The transaction increases Franklin Templeton’s global alternative credit assets under management to over $90 billion and brings its total alternative asset strategies to approximately $270 billion, according to the company’s statement.
Founded in 2016, Apera provides senior secured private capital solutions to private equity-backed companies in Western Europe, with offices in the United Kingdom, Germany, France, and Luxembourg. The firm specializes in the pan-European lower middle market segment.
"Apera complements Franklin Templeton’s existing global alternative credit offerings, alongside and as part of Benefit Street Partners in the U.S. and Alcentra in Europe," the company said in its press release.

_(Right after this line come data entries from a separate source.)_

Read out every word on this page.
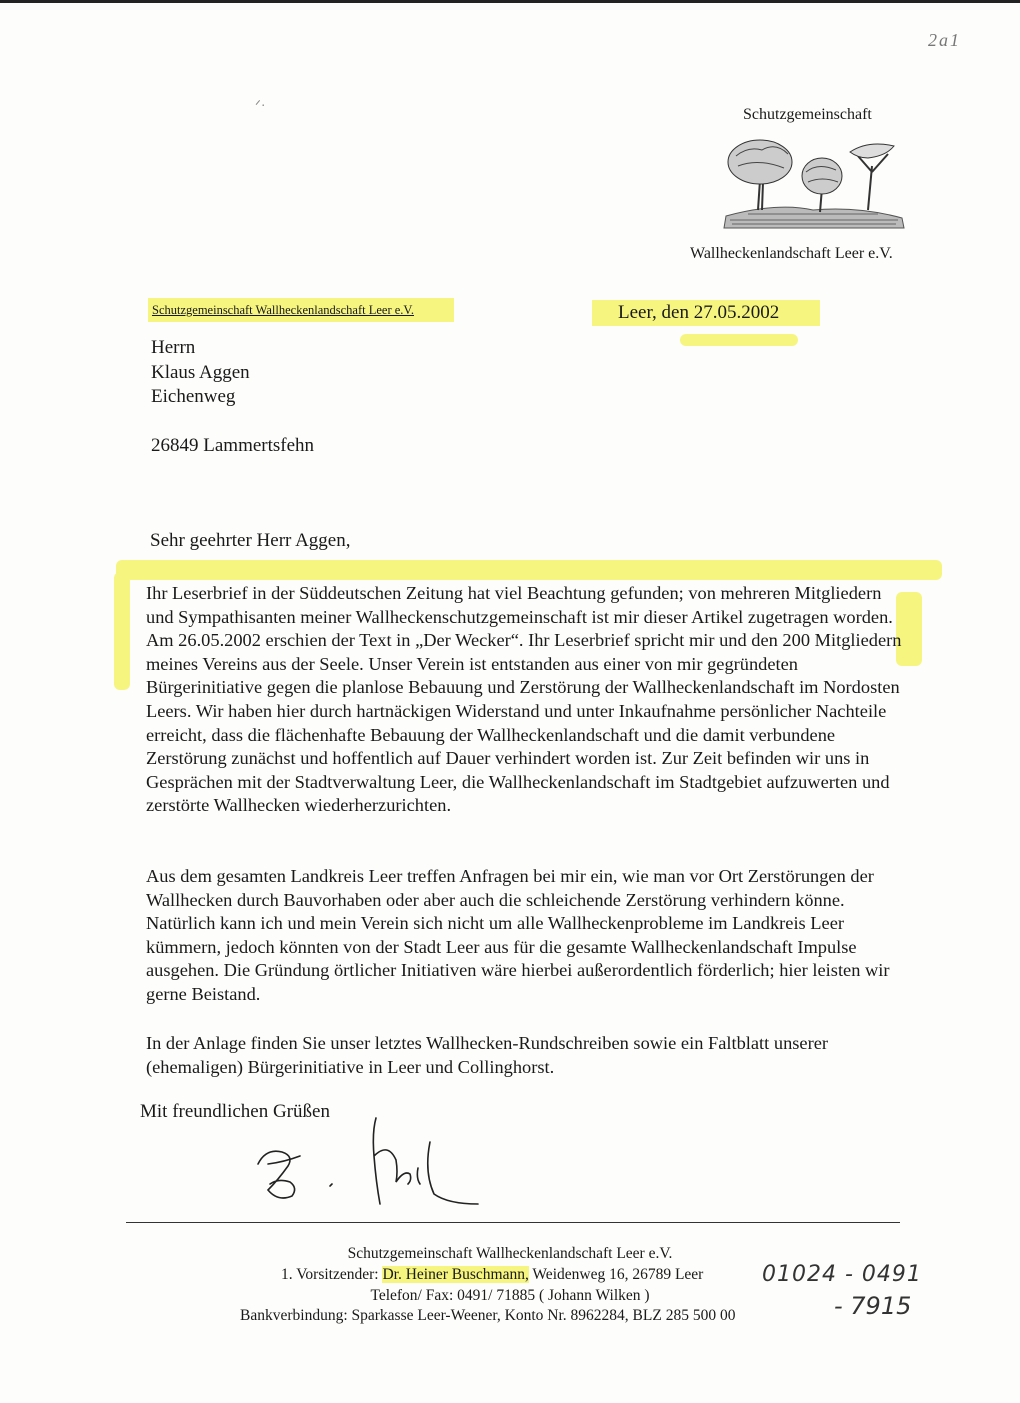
2a1
ᐟ·	Schutzgemeinschaft
Wallheckenlandschaft Leer e.V.
Schutzgemeinschaft Wallheckenlandschaft Leer e.V.	Leer, den 27.05.2002
Herrn
Klaus Aggen
Eichenweg
26849 Lammertsfehn
Sehr geehrter Herr Aggen,
Ihr Leserbrief in der Süddeutschen Zeitung hat viel Beachtung gefunden; von mehreren Mitgliedern und Sympathisanten meiner Wallheckenschutzgemeinschaft ist mir dieser Artikel zugetragen worden. Am 26.05.2002 erschien der Text in „Der Wecker“. Ihr Leserbrief spricht mir und den 200 Mitgliedern meines Vereins aus der Seele. Unser Verein ist entstanden aus einer von mir gegründeten Bürgerinitiative gegen die planlose Bebauung und Zerstörung der Wallheckenlandschaft im Nordosten Leers. Wir haben hier durch hartnäckigen Widerstand und unter Inkaufnahme persönlicher Nachteile erreicht, dass die flächenhafte Bebauung der Wallheckenlandschaft und die damit verbundene Zerstörung zunächst und hoffentlich auf Dauer verhindert worden ist. Zur Zeit befinden wir uns in Gesprächen mit der Stadtverwaltung Leer, die Wallheckenlandschaft im Stadtgebiet aufzuwerten und zerstörte Wallhecken wiederherzurichten.
Aus dem gesamten Landkreis Leer treffen Anfragen bei mir ein, wie man vor Ort Zerstörungen der Wallhecken durch Bauvorhaben oder aber auch die schleichende Zerstörung verhindern könne. Natürlich kann ich und mein Verein sich nicht um alle Wallheckenprobleme im Landkreis Leer kümmern, jedoch könnten von der Stadt Leer aus für die gesamte Wallheckenlandschaft Impulse ausgehen. Die Gründung örtlicher Initiativen wäre hierbei außerordentlich förderlich; hier leisten wir gerne Beistand.
In der Anlage finden Sie unser letztes Wallhecken-Rundschreiben sowie ein Faltblatt unserer (ehemaligen) Bürgerinitiative in Leer und Collinghorst.
Mit freundlichen Grüßen
Schutzgemeinschaft Wallheckenlandschaft Leer e.V.
1. Vorsitzender: Dr. Heiner Buschmann, Weidenweg 16, 26789 Leer
Telefon/ Fax: 0491/ 71885 ( Johann Wilken )
Bankverbindung: Sparkasse Leer-Weener, Konto Nr. 8962284, BLZ 285 500 00
01024 - 0491
- 7915
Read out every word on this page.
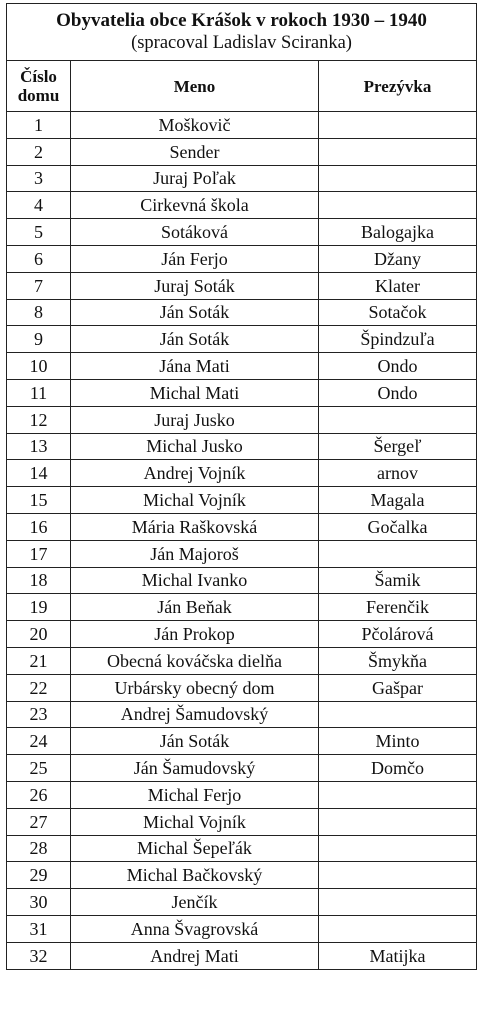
Obyvatelia obce Krášok v rokoch 1930 – 1940
(spracoval Ladislav Sciranka)		

Číslo
domu	Meno	Prezývka
1	Moškovič	
2	Sender	
3	Juraj Poľak	
4	Cirkevná škola	
5	Sotáková	Balogajka
6	Ján Ferjo	Džany
7	Juraj Soták	Klater
8	Ján Soták	Sotačok
9	Ján Soták	Špindzuľa
10	Jána Mati	Ondo
11	Michal Mati	Ondo
12	Juraj Jusko	
13	Michal Jusko	Šergeľ
14	Andrej Vojník	arnov
15	Michal Vojník	Magala
16	Mária Raškovská	Gočalka
17	Ján Majoroš	
18	Michal Ivanko	Šamik
19	Ján Beňak	Ferenčik
20	Ján Prokop	Pčolárová
21	Obecná kováčska dielňa	Šmykňa
22	Urbársky obecný dom	Gašpar
23	Andrej Šamudovský	
24	Ján Soták	Minto
25	Ján Šamudovský	Domčo
26	Michal Ferjo	
27	Michal Vojník	
28	Michal Šepeľák	
29	Michal Bačkovský	
30	Jenčík	
31	Anna Švagrovská	
32	Andrej Mati	Matijka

The acquisition further diversifies Franklin Templeton’s geographic exposure and capabilities within the private credit asset class. Besides alternative credit, the company’s alternative asset strategies include private real estate through Clarion Partners, global secondary private equity and co-investments via Lexington Partners, as well as hedged strategies, venture capital and digital assets.
Franklin Templeton, headquartered in California, has over 75 years of investment experience and reported $1.64 trillion in assets under management as of August 31, 2025. The company employs more than 1,500 investment professionals across offices in major financial markets worldwide. With a remarkable 45-year track record of consecutive dividend payments and a current yield of 5.59%, Franklin Resources demonstrates strong shareholder returns. InvestingPro subscribers can access additional insights, including 8 more ProTips and detailed financial analysis.
In other recent news, Franklin Templeton has announced the launch of tax-aware long-short strategies on its Canvas platform, beginning with a U.S. Large Cap 130/30 structure. This initiative aims to provide opportunities for excess returns and enhanced tax benefits through increased loss harvesting potential. Additionally, Franklin Templeton has formed a strategic partnership with Binance to develop digital asset initiatives, leveraging Binance’s global trading infrastructure alongside Franklin Templeton’s expertise in tokenization. The collaboration will focus on enhancing capital markets using blockchain technology. In another development, Franklin Templeton has partnered with infrastructure managers, including Copenhagen Infrastructure Partners, DigitalBridge, and Actis, to boost its private wealth offerings.
Furthermore, Franklin Templeton has appointed Daniel Gamba as Chief Commercial Officer, effective October 15, 2025. Gamba will oversee global sales, marketing, and product strategy, and will become a Co-President alongside Terrence Murphy and Matthew Nicholls. The trio will work closely with CEO Jenny Johnson and the board on the company’s long-term strategic plans.